Antiulcerogenic activity of Scutia buxifolia on gastric ulcers induced by ethanol in rats

Abstract

Gastric ulcers affect many people around the world and their development is a result of the imbalance between aggressive and protective factors in the gastric mucosa. Scutia buxifolia, commonly known as coronilha, has attracted the interest of the scientific community due to its pharmacological properties and its potential therapeutic applications. In this study, the preventive effects of the crude extract of Scutia buxifolia (ceSb) against gastric ulcer induced by 70% ethanol were evaluated in male Wistar rats.
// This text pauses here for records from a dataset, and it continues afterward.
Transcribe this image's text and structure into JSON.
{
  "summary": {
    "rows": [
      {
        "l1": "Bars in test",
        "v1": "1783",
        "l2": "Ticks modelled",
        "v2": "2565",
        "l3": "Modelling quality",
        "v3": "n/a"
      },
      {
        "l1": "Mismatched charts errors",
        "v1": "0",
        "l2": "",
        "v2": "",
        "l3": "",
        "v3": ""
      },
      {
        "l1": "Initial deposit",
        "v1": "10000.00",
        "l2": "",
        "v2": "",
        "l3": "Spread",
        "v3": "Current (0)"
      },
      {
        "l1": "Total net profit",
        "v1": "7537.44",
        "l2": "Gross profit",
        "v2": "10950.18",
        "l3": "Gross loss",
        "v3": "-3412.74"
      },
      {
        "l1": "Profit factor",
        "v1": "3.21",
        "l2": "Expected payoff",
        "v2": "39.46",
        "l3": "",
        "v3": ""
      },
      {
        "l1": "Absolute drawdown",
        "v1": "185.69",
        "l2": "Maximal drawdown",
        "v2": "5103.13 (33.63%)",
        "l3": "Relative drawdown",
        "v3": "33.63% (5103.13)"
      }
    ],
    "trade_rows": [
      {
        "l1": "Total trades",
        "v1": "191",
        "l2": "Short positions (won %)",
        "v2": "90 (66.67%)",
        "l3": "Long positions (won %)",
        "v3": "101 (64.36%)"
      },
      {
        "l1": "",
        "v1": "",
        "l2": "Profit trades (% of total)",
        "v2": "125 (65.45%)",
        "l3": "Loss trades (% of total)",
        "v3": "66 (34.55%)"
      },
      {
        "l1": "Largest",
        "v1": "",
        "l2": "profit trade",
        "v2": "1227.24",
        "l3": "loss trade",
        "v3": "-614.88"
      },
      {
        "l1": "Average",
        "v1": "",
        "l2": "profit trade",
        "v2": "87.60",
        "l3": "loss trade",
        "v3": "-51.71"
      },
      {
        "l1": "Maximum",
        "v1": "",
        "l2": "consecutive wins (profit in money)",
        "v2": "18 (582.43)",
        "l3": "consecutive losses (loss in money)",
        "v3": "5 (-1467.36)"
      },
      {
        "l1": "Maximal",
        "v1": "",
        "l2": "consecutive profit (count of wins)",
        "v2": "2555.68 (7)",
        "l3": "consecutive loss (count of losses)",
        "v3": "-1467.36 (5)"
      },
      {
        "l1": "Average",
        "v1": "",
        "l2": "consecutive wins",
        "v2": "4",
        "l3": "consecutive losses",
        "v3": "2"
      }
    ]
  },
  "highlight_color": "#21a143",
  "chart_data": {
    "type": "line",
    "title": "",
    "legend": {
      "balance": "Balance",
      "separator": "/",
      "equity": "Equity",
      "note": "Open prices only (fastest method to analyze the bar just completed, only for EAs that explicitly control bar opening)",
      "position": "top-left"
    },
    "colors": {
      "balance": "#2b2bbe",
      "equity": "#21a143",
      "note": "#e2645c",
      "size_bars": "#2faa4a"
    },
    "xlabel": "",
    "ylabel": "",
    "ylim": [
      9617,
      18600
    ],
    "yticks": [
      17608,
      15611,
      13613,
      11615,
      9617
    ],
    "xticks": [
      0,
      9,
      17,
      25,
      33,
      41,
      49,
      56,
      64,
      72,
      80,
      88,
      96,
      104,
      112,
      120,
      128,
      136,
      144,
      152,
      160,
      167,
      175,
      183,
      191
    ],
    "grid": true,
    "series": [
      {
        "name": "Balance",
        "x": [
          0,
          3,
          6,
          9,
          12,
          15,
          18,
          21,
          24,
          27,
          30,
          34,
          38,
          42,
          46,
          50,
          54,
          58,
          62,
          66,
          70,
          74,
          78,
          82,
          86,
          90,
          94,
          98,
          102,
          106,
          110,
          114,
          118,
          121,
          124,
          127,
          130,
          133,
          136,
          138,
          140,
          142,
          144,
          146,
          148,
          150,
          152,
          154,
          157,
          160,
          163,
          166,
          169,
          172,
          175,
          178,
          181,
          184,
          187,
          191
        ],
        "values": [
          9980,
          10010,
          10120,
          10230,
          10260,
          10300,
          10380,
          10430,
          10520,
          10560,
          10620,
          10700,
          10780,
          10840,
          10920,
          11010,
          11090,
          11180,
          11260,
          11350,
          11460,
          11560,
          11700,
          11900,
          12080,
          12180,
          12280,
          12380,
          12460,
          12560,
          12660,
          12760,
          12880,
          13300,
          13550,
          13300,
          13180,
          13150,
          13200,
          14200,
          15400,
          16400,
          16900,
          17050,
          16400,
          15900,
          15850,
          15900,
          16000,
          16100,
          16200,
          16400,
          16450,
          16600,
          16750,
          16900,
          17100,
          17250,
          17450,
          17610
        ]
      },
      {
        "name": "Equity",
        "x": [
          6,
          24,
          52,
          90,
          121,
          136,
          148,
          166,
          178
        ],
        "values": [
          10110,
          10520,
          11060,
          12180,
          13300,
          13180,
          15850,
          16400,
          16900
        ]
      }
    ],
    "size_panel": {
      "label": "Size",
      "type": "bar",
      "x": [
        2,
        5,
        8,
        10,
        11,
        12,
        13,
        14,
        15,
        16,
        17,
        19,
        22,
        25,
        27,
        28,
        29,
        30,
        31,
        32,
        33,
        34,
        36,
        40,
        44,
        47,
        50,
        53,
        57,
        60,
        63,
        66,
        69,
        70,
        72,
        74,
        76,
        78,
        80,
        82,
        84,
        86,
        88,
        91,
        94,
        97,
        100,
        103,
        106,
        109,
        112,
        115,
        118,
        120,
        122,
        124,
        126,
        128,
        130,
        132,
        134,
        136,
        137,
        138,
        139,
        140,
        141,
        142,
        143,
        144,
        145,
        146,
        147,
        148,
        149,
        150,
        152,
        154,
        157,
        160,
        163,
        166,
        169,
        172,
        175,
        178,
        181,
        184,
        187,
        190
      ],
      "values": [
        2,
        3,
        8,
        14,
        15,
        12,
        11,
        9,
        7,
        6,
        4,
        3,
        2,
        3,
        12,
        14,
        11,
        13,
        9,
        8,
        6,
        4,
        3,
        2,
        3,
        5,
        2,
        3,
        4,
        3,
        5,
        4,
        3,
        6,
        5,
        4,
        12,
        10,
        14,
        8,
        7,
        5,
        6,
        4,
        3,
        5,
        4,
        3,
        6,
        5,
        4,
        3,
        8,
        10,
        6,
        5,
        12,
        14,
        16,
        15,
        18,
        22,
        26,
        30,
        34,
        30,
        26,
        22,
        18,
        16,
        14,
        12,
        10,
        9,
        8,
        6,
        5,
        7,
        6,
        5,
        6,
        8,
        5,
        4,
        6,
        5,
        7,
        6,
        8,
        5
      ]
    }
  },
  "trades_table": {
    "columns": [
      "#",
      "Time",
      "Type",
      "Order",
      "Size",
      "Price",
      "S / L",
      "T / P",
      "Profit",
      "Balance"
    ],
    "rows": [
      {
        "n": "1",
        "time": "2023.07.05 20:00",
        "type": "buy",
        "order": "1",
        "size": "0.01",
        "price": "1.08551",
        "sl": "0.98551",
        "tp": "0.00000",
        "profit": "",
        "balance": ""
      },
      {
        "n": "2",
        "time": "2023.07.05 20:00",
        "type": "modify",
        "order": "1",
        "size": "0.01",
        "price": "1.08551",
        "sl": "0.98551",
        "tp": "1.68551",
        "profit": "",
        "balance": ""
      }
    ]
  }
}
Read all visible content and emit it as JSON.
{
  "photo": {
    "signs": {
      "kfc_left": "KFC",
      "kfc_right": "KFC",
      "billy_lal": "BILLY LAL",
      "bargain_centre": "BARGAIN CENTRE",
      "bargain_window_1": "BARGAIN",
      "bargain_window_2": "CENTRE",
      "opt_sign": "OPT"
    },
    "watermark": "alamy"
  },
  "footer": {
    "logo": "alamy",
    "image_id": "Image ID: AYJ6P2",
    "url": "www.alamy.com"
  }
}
In addition, the composition of ceSb was clarified by high-performance liquid chromatography (HPLC). S. buxifolia extract (100, 200 and 400 mg/kg body weight) attenuated oxidative and histopathological features induced by ethanol. Moreover, all evaluated doses of ceSb caused significant (P<0.001 and P<0.0001) and dose-dependent increase in sulfhydryl groups (NPSH) levels, catalase (CAT) and superoxide dismutase (SOD) activities. Furthermore, the administration of ceSb reversed the increase in lipid peroxidation produced by ethanol. The protective effect of the extract could be attributed to antioxidant compounds present in the ceSb, such as flavonoids and phenolic acids, which were quantified by HPLC. Thus, an antioxidant effect of the extract leads to a protection on gastric tissue. These results indicate that S. buxifolia could have a beneficial role against ethanol toxicity by preventing oxidative stress and gastric tissue injury.

Keywords: Antioxidant; Gastric ulcer; HPLC; Scutia buxifolia.

Graphical abstract

Figure 1

High performance liquid chromatography (HPLC) chromatogram of Scutia buxifolia crude extract. Gallic acid (peak 1), chlorogenic acid (peak 2), caffeic acid (peak 3), rutin (peak 4), quercetin (peak 5) and kaempferol (peak 6).

Figure 2

Demonstrative images of stomachs from all experimental groups. Observe images from control group (A), ethanol group (B) omeprazole control group (C), omeprazole+ethanol group (D), 100 mg/kg ceSb control group (E), 100 mg/kg ceSb+ethanol group (F), 200 mg/kg ceSb control group (G), 200 mg/kg ceSb+ethanol group (H), 400 mg/kg ceSb control group (I) and 400 mg/kg ceSb+ethanol group (J).

Figure 3

Color (A), petechiae (B), edema (C), hemorrhage (D) and mucus loss (E) indexes (magnification of 10×) of stomach from rats treated with ethanol and/or omeprazole or Scutia buxifolia extract. Data are means+SD (n=6). Significant difference when compared to water control group (^*P<0.01); significant difference when compared to ethanol control group (^#P<0.01, ^##P<0.001).

Figure 4

Representative histology (magnification of 100×; A–J) and histopathological damage score of gastric tissue from animals treated with ethanol and/or Scutia buxifolia extracts (L). Control group (A), ethanol group (B), omeprazole control group (C), omeprazole+ethanol group (D), 100 mg/kg ceSb control group (E), 100 mg/kg ceSb+ethanol group (F), 200 mg/kg ceSb control group (G), 200 mg/kg ceSb+ethanol group (H), 400 mg/kg ceSb control group (I) and 400 mg/kg ceSb+ethanol group (J). In panel L, the score 0 indicates absence of negative features (edema, erosion, ulceration and necrosis) while score 3 indicates severe negative features. Data are means±SD (n=5–6). Significant difference when compared to water control group (^*P<0.01); significant difference when compared to ethanol control group (^#P<0.001).

Figure 5

Thiobarbituric acid reactive substances – TBARS (A), sulfhydryl groups – NPSH (B), CAT activity (C) and SOD activity (D) levels of gastric tissue from rats treated with ethanol and/or omeprazole or Scutia buxifolia extract. Data are means±SEM (n=5–9). Significant difference when compared to water control group (^*P<0.01; ^**P<0.001). Significant difference when compared to ethanol control group (^#P<0.01, ^##P<0.001).